Souto Vilas me hizo repetir un curso –entré en su aula haciendo resonar los tapas de mis zapatos recién claveteadas como si fueran los compases de una caballería rusticana- y al él no le debió de parecer nada oportuno; así que erre de rebelde, flechita descendiente y te quedas otro año; supongo que por solidaridad se adhirieron otros cuatro profesores a finales de aquel cuarto de bachillerato en el que me revelé como un aceptable corredor de 400 metros lisos.

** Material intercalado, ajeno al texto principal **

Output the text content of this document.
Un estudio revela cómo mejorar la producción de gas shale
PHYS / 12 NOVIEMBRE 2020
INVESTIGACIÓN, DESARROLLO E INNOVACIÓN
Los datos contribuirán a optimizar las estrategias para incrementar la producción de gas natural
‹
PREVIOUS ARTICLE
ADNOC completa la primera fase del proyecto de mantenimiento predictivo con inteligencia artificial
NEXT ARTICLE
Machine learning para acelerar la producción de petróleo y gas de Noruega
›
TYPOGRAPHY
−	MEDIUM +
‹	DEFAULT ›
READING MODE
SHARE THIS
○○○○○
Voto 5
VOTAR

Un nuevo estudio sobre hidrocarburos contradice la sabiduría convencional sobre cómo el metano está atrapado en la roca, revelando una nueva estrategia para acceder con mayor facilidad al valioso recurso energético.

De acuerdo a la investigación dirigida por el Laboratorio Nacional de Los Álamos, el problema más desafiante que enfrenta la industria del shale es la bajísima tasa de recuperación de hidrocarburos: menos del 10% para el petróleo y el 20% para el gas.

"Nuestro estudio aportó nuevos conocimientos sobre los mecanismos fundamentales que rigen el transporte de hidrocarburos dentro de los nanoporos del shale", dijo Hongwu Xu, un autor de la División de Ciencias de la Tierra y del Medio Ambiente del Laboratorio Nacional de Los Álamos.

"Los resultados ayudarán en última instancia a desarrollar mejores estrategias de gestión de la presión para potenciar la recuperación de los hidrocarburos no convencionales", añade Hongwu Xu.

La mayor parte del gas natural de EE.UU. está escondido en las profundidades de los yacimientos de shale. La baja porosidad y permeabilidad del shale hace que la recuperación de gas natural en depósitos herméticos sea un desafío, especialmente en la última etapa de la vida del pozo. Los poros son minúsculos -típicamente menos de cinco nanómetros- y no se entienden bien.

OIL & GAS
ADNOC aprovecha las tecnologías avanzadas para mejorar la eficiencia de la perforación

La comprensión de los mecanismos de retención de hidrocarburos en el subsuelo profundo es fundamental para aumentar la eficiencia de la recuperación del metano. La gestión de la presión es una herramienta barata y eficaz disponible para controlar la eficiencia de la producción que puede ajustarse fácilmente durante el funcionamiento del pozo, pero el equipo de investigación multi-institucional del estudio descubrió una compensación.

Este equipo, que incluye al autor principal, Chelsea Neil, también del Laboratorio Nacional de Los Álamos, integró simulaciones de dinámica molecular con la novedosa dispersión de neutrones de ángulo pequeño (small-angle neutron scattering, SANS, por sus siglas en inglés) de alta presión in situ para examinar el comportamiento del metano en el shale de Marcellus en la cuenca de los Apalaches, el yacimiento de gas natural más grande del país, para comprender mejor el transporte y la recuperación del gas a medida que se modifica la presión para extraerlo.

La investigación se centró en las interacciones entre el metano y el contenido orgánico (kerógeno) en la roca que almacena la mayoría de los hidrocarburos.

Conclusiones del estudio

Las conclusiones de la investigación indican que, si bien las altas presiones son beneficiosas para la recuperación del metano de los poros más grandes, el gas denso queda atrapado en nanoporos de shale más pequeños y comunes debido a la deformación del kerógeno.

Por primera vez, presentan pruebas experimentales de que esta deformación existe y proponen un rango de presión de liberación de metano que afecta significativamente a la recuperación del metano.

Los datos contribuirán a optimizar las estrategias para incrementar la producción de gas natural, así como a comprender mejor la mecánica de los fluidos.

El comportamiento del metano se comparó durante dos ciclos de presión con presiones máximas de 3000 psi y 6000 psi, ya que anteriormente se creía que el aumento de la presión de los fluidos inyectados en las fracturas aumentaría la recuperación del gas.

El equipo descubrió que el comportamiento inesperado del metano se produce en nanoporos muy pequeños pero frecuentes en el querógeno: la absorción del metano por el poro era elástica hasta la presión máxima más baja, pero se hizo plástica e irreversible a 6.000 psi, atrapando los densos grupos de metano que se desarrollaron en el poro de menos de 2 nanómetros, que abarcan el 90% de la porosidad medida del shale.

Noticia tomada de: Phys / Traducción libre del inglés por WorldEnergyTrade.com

Repetí un curso e hice nuevos amigos entre los nuevos compañeros de forma que ahora mezclo a Fariña con Casalderrey y a unos con otros, a Mozo con Balbuena, a este con aquel. Por eso recuerdo a tantos y olvido con facilidad idéntica. La memoria siempre fue selectiva, no veo por qué no habría de serlo la mía.
Permítanme entonces que haga uso de este privilegio que es escribir en La Region para evocarlos a todos ellos desde aquí y enviarles un abrazo emocionado. De una forma u otra todos están en mi memoria y forman parte de ese imaginario sin el que un escritor no puede serlo. Los veo ahora, convertidos en abuelos venerables, ancianos ya algunos de ellos, y se me expande el corazón, una veces, para encogérseme en otras tantas ocasiones, pero siempre es el corazón el que responde a la evocación de aquellos años. Ellos, sus veras efigies actuales, constituyen la imagen de la vida que pasó y se nos está ya yendo. 
Somos así. Crecimos en un mundo que ayudamos a cambiar –para bien y para no tan bien- de un modo en el que nadie hubiera soñado a lo largo de los miles de años anteriores. Ahora abocamos la recta final y aun sonreímos al vernos los unos a los otros y reconocernos en nuestras caras actuales. Nos unen el tiempo compartido y la historia comúnmente vivida. Pero no somos náufragos. No somos náufragos. Y navegamos. Seguimos haciéndolo. Buen viento a todos, compañeros.